Robby McGehee, another driver injured in last week's race, was released from Parkland Hospital in Dallas on Thursday and has returned home to St. Louis to continue his rehabilitation from a broken lower left leg. McGehee was injured in a crash on Lap 196 when race leader Greg Ray went low down the backstretch to pass McGehee's lapped car. Ray's car clipped McGehee's, sending it up the track where it crashed into Eddie Cheever. All three cars were knocked out of the race.

Richie Hearn will drive the Sam Schmidt Motorsports entry, substituting for Hamilton.

"This is certainly not the way you want to get a ride, but I am appreciative of the opportunity," Hearn said. "I've worked with crew chief Mark Killgo before and have known both (team manager) Larry Nash and engineer Tim Neff, as well, so it's a good group of guys.

"It's going to be a busy two days. We could all use some solid results, so I'm looking forward to it."

Hearn, 30, has made six Indy Racing League starts during his career, with five coming in 1996. He won the Indy Racing event in Las Vegas in September 1996 while driving for Della Penna Motorsports. He also won a pole that year at New Hampshire. His last Indy Racing start came in May 2000, when he finished 27th in the Indianapolis 500 while driving for Pagan Racing. Hearn competed in CART from 1997-99.

"This is the hard part about being a team owner," Sam Schmidt said. "My concern and focus has been and will continue to be on Davey's recovery. However, we also need to continue to honour the commitments we have made to our sponsors and to the Sam Schmidt Foundation.

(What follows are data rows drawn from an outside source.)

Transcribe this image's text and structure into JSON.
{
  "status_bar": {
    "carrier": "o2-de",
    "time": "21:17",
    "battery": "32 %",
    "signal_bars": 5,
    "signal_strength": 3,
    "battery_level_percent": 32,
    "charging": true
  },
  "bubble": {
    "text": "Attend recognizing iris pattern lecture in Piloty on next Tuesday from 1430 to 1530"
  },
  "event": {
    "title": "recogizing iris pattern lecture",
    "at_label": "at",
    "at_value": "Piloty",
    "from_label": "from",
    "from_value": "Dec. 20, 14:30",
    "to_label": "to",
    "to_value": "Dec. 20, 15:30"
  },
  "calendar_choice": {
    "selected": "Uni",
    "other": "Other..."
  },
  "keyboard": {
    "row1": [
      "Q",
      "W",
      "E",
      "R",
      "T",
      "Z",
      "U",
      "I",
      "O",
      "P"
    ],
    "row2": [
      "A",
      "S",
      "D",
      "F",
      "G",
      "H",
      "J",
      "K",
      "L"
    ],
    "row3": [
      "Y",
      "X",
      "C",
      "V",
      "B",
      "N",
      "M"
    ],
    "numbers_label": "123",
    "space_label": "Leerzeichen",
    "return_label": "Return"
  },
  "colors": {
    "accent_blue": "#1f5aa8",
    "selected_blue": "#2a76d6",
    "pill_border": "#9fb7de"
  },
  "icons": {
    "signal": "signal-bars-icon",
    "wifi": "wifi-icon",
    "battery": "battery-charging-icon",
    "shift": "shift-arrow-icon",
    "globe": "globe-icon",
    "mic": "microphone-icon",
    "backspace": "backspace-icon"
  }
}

"I have asked Richie to drive the car because he has done a ton of testing on ovals, and with the two-day schedule we needed as much experience as possible. Besides that, Richie is very motivated to do well. He genuinely wants a career in the Indy Racing League and needs the chance to prove himself. Richie already has a pole and a win in the Indy Racing League, and there are not many who can say that."

The Sam Schmidt Motorsports car will carry a special message for Hamilton this weekend on its sidepods.